Mit der Einsicht „Wer in einem fremden Wohnzimmer feiert, muss auch aufräumen“ präsentieren sich Schaller und seine Saubermänner zudem als umweltfreundliche Musterknaben. Dass die Loveparade GmbH erneut in vollem Umfang für die Müllentsorgung aufkommt, ist löblich, genauso wie das im Vorfeld mit den Berliner Stadtreinigungsbetrieben (BSR) entwickelte Müllvermeidungskonzept mit Pfand, Mülltrennung und 1.000 kostenlosen Dixiklos. Ein wenig streberhaft mutet es dann aber doch an, dass die Fitnesskette den BSR-Mitarbeitern ein kostenloses Ausgleichstraining angedeihen lässt, die bedruckten Abdeckungen der „Floats“ genannten Technomobile zu Taschen recyclen lässt und eilfertig versichert, etwaige Mehreinnahmen für wohltätige Zwecke zu spenden.

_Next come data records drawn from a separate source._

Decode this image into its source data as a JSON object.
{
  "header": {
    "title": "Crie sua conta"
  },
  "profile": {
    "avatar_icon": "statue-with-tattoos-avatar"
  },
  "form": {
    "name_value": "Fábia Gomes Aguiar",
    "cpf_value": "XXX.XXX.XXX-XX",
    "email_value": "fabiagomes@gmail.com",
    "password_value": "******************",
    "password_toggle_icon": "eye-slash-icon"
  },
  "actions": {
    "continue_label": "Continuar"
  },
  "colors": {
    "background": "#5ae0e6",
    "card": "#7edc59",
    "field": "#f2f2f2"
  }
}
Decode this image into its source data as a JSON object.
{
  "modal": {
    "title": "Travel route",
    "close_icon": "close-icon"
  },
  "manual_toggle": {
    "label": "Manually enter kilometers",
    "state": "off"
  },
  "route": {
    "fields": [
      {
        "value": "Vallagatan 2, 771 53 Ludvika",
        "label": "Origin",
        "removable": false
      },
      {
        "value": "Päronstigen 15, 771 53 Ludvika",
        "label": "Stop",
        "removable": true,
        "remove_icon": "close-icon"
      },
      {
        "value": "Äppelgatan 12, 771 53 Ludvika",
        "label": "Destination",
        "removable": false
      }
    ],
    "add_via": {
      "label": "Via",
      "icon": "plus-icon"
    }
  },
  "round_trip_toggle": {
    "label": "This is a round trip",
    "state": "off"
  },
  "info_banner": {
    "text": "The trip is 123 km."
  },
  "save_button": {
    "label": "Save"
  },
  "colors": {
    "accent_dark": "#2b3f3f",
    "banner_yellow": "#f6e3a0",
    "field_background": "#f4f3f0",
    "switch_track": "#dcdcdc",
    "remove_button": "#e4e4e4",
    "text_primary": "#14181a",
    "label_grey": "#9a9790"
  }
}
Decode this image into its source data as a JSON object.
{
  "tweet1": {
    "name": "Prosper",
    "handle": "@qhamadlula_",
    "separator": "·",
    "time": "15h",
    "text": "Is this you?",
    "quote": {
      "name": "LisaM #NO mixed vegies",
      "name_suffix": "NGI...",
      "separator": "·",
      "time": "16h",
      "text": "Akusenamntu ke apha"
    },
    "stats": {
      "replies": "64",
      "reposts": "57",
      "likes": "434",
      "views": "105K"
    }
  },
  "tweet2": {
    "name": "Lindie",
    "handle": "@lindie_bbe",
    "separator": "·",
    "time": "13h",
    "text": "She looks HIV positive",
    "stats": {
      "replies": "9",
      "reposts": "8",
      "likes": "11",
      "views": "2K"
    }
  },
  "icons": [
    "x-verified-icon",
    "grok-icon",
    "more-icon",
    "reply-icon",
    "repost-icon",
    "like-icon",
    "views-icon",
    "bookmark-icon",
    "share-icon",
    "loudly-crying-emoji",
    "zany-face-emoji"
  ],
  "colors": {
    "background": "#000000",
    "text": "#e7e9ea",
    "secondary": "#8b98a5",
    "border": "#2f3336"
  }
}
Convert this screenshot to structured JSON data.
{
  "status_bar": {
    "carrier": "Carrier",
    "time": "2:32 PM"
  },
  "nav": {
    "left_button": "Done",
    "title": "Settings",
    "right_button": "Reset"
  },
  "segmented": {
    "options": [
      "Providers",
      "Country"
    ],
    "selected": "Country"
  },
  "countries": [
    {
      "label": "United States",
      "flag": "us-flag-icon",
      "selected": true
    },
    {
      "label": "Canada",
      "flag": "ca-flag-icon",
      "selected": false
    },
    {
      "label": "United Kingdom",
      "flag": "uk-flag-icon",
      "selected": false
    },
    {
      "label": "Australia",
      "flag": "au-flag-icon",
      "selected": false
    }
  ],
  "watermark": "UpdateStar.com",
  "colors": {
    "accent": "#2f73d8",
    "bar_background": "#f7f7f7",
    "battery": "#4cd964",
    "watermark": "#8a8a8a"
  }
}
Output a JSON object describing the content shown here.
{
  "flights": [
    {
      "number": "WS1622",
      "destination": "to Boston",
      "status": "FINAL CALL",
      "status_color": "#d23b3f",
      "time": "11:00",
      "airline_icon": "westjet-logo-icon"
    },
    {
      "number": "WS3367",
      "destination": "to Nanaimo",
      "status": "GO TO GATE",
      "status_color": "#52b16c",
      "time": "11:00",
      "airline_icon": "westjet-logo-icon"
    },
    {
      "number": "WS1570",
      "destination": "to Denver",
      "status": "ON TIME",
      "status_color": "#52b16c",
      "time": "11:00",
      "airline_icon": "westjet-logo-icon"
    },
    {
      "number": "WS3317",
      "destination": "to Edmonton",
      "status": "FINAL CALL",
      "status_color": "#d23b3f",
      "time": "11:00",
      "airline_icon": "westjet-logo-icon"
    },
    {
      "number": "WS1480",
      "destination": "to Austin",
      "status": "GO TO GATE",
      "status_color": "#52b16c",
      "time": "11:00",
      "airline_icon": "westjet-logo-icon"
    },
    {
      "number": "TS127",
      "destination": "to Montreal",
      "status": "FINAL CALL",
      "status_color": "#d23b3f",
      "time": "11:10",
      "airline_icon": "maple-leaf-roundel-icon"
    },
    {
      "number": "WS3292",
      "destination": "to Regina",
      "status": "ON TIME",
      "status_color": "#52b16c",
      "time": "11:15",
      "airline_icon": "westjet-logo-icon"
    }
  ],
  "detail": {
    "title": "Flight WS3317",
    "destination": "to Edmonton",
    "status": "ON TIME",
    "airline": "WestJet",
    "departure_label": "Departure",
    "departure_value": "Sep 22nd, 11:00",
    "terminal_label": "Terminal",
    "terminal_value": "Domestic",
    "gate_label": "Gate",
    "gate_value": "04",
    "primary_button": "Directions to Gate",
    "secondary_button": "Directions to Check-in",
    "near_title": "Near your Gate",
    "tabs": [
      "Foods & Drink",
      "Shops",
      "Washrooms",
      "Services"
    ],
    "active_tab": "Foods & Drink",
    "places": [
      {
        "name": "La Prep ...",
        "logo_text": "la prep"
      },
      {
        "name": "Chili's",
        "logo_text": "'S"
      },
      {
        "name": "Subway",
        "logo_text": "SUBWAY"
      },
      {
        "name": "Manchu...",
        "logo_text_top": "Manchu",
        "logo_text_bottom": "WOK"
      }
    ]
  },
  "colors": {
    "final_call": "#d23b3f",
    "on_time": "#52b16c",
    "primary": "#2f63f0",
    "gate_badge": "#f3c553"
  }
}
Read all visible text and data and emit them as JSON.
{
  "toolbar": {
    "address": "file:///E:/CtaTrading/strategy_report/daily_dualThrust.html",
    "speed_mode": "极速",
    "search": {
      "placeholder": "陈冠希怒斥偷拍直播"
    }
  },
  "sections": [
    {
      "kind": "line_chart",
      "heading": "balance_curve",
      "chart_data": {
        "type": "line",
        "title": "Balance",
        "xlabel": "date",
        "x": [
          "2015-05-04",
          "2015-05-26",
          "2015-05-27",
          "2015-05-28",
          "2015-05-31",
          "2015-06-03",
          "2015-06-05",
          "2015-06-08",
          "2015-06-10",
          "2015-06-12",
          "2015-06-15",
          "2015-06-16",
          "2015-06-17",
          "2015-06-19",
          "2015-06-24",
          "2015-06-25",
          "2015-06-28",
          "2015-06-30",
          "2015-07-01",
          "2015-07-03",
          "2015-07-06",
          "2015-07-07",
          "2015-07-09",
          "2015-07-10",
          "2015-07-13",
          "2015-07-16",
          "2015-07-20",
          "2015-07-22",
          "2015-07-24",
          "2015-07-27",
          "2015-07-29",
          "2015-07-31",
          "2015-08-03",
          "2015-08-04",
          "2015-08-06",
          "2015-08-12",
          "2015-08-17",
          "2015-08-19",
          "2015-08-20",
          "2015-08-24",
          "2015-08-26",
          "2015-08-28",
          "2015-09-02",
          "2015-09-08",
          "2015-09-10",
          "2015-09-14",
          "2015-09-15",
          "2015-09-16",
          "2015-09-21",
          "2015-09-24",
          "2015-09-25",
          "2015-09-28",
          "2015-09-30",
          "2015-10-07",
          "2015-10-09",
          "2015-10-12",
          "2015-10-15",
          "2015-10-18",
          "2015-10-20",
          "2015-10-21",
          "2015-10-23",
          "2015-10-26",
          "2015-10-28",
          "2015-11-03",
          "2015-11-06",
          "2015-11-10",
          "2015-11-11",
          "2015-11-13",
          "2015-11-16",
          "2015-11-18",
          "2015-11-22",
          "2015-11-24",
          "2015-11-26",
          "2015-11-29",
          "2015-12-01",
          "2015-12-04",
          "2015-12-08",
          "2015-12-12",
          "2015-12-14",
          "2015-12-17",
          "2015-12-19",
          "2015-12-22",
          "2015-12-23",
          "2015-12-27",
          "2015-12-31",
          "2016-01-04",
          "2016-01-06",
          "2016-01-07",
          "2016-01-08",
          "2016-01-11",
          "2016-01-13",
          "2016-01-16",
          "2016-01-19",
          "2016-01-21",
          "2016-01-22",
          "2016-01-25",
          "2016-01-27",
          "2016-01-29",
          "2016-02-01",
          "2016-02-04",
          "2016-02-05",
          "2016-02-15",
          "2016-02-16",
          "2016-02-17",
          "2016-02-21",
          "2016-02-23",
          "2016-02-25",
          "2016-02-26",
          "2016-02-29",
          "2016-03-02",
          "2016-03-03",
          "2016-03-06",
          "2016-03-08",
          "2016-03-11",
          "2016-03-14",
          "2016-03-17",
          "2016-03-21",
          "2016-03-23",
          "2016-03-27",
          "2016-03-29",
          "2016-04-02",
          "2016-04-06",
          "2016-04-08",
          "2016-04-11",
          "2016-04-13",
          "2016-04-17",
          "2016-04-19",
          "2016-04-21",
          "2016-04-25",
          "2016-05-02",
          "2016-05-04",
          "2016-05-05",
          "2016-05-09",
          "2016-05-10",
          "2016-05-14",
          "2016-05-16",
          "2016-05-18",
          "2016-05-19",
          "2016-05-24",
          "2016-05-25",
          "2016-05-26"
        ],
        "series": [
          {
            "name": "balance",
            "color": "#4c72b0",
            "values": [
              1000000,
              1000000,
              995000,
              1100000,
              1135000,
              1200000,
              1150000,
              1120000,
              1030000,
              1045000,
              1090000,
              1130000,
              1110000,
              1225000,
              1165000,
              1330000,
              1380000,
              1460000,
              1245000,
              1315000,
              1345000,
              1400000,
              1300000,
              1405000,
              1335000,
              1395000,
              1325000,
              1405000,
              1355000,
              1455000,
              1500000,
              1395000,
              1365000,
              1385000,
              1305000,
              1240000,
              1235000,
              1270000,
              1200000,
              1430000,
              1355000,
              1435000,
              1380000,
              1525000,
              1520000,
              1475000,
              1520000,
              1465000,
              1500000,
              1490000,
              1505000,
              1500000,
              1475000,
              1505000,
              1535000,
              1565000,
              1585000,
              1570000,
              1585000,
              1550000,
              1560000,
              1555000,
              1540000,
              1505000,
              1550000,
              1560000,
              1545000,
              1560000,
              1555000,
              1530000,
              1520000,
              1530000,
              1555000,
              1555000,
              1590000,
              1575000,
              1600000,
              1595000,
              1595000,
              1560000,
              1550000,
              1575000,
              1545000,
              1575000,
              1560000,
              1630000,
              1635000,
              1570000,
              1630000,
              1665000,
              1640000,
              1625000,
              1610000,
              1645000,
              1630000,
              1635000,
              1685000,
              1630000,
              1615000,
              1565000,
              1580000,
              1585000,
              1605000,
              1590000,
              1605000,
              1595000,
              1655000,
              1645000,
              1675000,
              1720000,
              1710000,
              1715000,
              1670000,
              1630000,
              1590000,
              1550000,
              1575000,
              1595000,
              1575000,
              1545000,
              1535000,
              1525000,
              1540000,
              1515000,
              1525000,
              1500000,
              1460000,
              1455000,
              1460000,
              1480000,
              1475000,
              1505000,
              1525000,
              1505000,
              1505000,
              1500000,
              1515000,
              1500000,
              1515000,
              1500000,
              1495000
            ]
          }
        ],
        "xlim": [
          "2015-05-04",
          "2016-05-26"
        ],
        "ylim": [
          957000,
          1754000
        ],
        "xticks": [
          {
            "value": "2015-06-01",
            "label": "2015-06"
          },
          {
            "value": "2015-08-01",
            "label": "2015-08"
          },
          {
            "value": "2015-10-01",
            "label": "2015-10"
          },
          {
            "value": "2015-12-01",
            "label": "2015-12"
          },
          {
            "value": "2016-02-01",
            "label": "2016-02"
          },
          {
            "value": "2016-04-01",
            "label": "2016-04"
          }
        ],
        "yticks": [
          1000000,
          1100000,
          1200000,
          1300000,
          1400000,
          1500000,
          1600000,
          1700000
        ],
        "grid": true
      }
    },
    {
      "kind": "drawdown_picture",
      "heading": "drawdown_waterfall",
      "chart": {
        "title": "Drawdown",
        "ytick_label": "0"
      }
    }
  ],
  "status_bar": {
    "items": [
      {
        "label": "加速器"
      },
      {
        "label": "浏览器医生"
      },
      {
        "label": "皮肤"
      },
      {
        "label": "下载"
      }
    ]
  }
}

Vor lauter Sauberkeit und Redlichkeit könnte man fast vergessen, dass es bei der ganzen Angelegenheit eigentlich um Musik geht: Bei der jüngsten Pressekonferenz saß kein einziger DJ mit am Tisch, dafür aber eine Sprecherin der BSR; statt musikalischer Highlights wurden der Öffentlichkeit schwarze und orangene Mülltonnen präsentiert.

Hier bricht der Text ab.